The detection performance of the newly developed immunodiagnostic assay was assessed in detection of EPEC within fecal sample, EPEC negative fecal sample was spiked with EPEC strain. Accordingly, the spiked sample could be used for slide agglutinations. The detection limit of the spiked stool was at level of 101−105 from serially diluted sample of stool spiked with EPEC. When cultured on TSA 52 colonies/5 μL of diluted sample were grown, indicating the presence of 104 X104CFU/ ml of stool sample. These results imply that the antibody is suitable for the detection of the EPEC by using slide agglutination method within the infected fecal sample with few load of EPEC strain. This is very important finding that show the applicability of the developed assay in different area like research center, hospitals and clinical setting. Clinically, it provides a rapid, sensitive, and specific means of pathogenic EPEC detection, which can support timely diagnosis and treatment decisions. In public health, the assay’s quick and reliable results make it suitable for large-scale disease surveillance and outbreak management, especially in resource-limited settings. Its adaptability to detect various pathogens enhances its value in monitoring infectious diseases, contributing to effective disease control and prevention efforts.
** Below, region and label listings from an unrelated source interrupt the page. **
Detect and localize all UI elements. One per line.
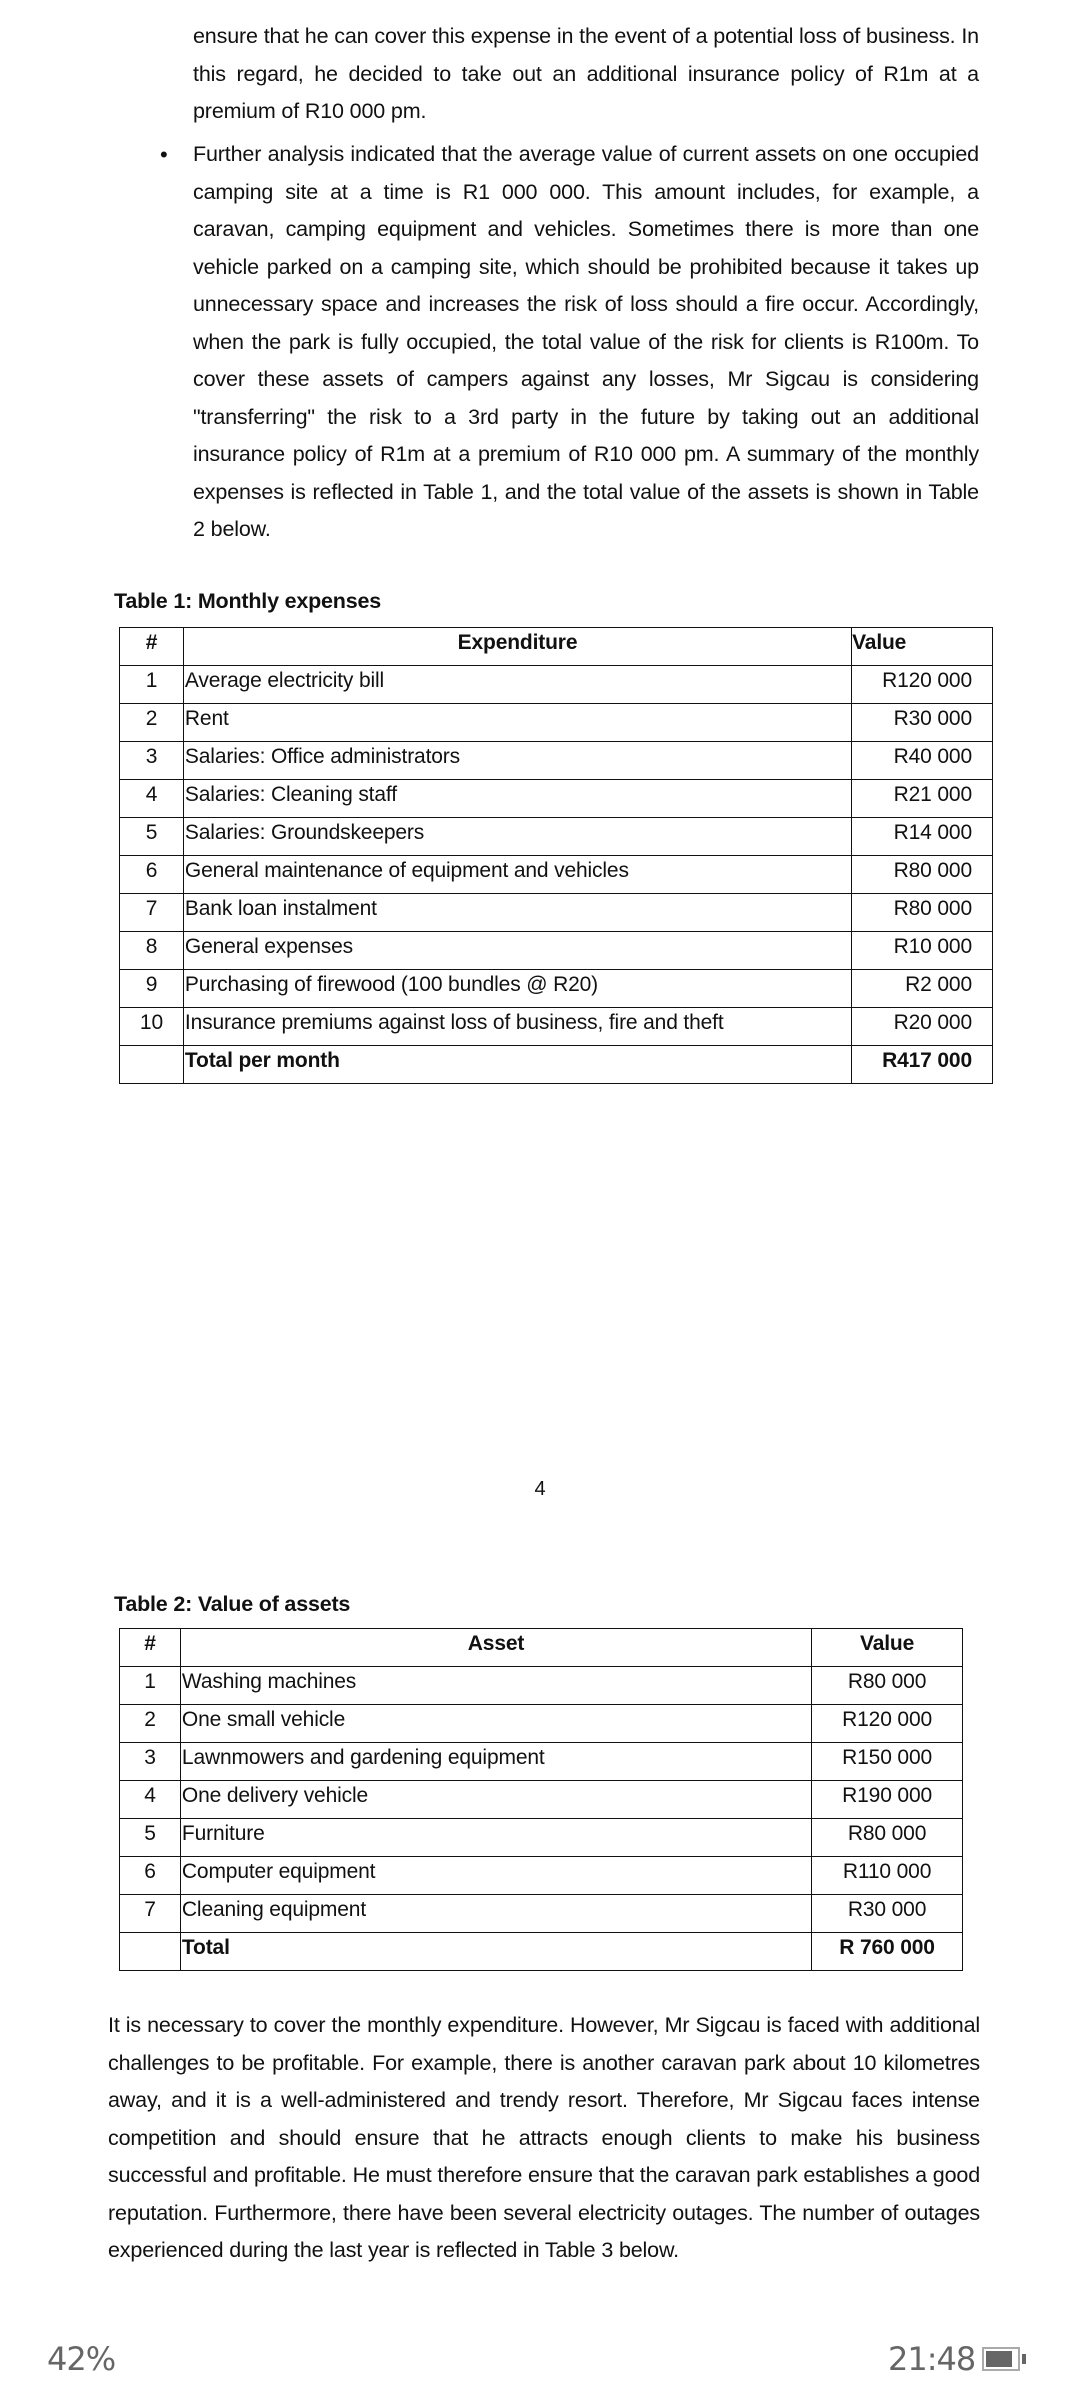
row-value: R190 000	[812, 1781, 963, 1819]
battery-icon	[982, 2347, 1020, 2371]
page-number: 4	[0, 1478, 1080, 1501]
table-row: 6Computer equipmentR110 000	[120, 1857, 963, 1895]
row-number: 5	[120, 1819, 181, 1857]
header-number: #	[120, 1629, 181, 1667]
table-header-row: # Asset Value	[120, 1629, 963, 1667]
table-total-row: Total per monthR417 000	[120, 1046, 993, 1084]
row-item: Purchasing of firewood (100 bundles @ R2…	[183, 970, 851, 1008]
table-row: 7Bank loan instalmentR80 000	[120, 894, 993, 932]
table-total-row: TotalR 760 000	[120, 1933, 963, 1971]
reader-status-bar: 42% 21:48	[0, 2330, 1080, 2390]
row-number: 6	[120, 856, 184, 894]
row-number: 7	[120, 1895, 181, 1933]
row-value: R40 000	[852, 742, 993, 780]
table1-caption: Table 1: Monthly expenses	[114, 589, 381, 614]
table-row: 7Cleaning equipmentR30 000	[120, 1895, 963, 1933]
battery-fill	[986, 2351, 1012, 2367]
row-number: 5	[120, 818, 184, 856]
table-row: 4One delivery vehicleR190 000	[120, 1781, 963, 1819]
table-row: 5FurnitureR80 000	[120, 1819, 963, 1857]
row-number: 1	[120, 666, 184, 704]
bullet-icon: •	[160, 136, 168, 174]
battery-tip	[1022, 2354, 1026, 2364]
header-value: Value	[852, 628, 993, 666]
row-number: 4	[120, 780, 184, 818]
table-row: 9Purchasing of firewood (100 bundles @ R…	[120, 970, 993, 1008]
row-value: R110 000	[812, 1857, 963, 1895]
table-row: 5Salaries: GroundskeepersR14 000	[120, 818, 993, 856]
row-item: Salaries: Office administrators	[183, 742, 851, 780]
row-value: R21 000	[852, 780, 993, 818]
row-number	[120, 1933, 181, 1971]
row-number: 3	[120, 1743, 181, 1781]
row-value: R 760 000	[812, 1933, 963, 1971]
row-item: Insurance premiums against loss of busin…	[183, 1008, 851, 1046]
row-item: Washing machines	[180, 1667, 811, 1705]
row-item: Total	[180, 1933, 811, 1971]
header-number: #	[120, 628, 184, 666]
row-number: 2	[120, 704, 184, 742]
row-item: One small vehicle	[180, 1705, 811, 1743]
header-expenditure: Expenditure	[183, 628, 851, 666]
table-row: 8General expensesR10 000	[120, 932, 993, 970]
table-row: 2RentR30 000	[120, 704, 993, 742]
row-item: General expenses	[183, 932, 851, 970]
table-row: 6General maintenance of equipment and ve…	[120, 856, 993, 894]
row-value: R30 000	[812, 1895, 963, 1933]
row-number: 6	[120, 1857, 181, 1895]
asset-value-table: # Asset Value 1Washing machinesR80 0002O…	[119, 1628, 963, 1971]
row-value: R150 000	[812, 1743, 963, 1781]
row-value: R20 000	[852, 1008, 993, 1046]
row-item: Rent	[183, 704, 851, 742]
row-item: Furniture	[180, 1819, 811, 1857]
row-number: 2	[120, 1705, 181, 1743]
table-row: 3Salaries: Office administratorsR40 000	[120, 742, 993, 780]
row-number: 10	[120, 1008, 184, 1046]
row-number: 8	[120, 932, 184, 970]
row-number: 7	[120, 894, 184, 932]
clock: 21:48	[888, 2340, 975, 2378]
table2-caption: Table 2: Value of assets	[114, 1592, 350, 1617]
table-row: 2One small vehicleR120 000	[120, 1705, 963, 1743]
row-value: R120 000	[812, 1705, 963, 1743]
row-number: 3	[120, 742, 184, 780]
row-number: 4	[120, 1781, 181, 1819]
row-item: One delivery vehicle	[180, 1781, 811, 1819]
row-item: Cleaning equipment	[180, 1895, 811, 1933]
row-value: R30 000	[852, 704, 993, 742]
table-row: 10Insurance premiums against loss of bus…	[120, 1008, 993, 1046]
monthly-expenses-table: # Expenditure Value 1Average electricity…	[119, 627, 993, 1084]
table-row: 1Washing machinesR80 000	[120, 1667, 963, 1705]
row-item: Total per month	[183, 1046, 851, 1084]
table-header-row: # Expenditure Value	[120, 628, 993, 666]
row-item: Bank loan instalment	[183, 894, 851, 932]
header-asset: Asset	[180, 1629, 811, 1667]
table-row: 3Lawnmowers and gardening equipmentR150 …	[120, 1743, 963, 1781]
paragraph-bottom: It is necessary to cover the monthly exp…	[108, 2007, 980, 2270]
row-value: R10 000	[852, 932, 993, 970]
row-value: R80 000	[852, 894, 993, 932]
row-item: Salaries: Groundskeepers	[183, 818, 851, 856]
row-number: 1	[120, 1667, 181, 1705]
zoom-level[interactable]: 42%	[47, 2340, 115, 2378]
bullet-paragraph: Further analysis indicated that the aver…	[193, 136, 979, 549]
row-item: Salaries: Cleaning staff	[183, 780, 851, 818]
row-value: R80 000	[812, 1819, 963, 1857]
row-item: Lawnmowers and gardening equipment	[180, 1743, 811, 1781]
row-number	[120, 1046, 184, 1084]
table-row: 4Salaries: Cleaning staffR21 000	[120, 780, 993, 818]
row-item: General maintenance of equipment and veh…	[183, 856, 851, 894]
paragraph-top: ensure that he can cover this expense in…	[193, 18, 979, 131]
table-row: 1Average electricity billR120 000	[120, 666, 993, 704]
row-item: Average electricity bill	[183, 666, 851, 704]
row-number: 9	[120, 970, 184, 1008]
row-value: R417 000	[852, 1046, 993, 1084]
row-item: Computer equipment	[180, 1857, 811, 1895]
row-value: R80 000	[852, 856, 993, 894]
row-value: R120 000	[852, 666, 993, 704]
header-value: Value	[812, 1629, 963, 1667]
row-value: R14 000	[852, 818, 993, 856]
row-value: R2 000	[852, 970, 993, 1008]
row-value: R80 000	[812, 1667, 963, 1705]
However, further studies to improve and validate the newly developed assay using a larger positive and negative sample size including comprehensive assessment and comparison of assay sensitivity, specificity and reproducibility with the commercially available gold standard EPEC strain detection kit will be required.
Conclusion
This study has successfully developed a rapid method for detecting the most significant EPEC strains using a slide agglutination assay. The method was tested on artificially spiked fecal samples, and the results demonstrated its superior sensitivity compared to conventional microbiological methods. The study also identified the most effective media for culturing EPEC for LPS extraction and detection, with the best outcomes achieved by suspending three colonies in 1×PBS. Furthermore, the assay exhibited excellent specificity and sensitivity. Therefore, our study suggests that the designed assay, which employs anti-LPS antisera, is highly suitable for the initial screening of the majority of diarrheic EPEC infections. Notably, this assay is relatively simple, inexpensive, and can be easily produced using conventional animal-based antibody production strategies. It can be implemented in hospitals, local clinics, and research centers for the rapid detection of EPEC.
Acknowledgments
We would like to thank W/o Amelework Eyado for her technical assistance during some of the experiments.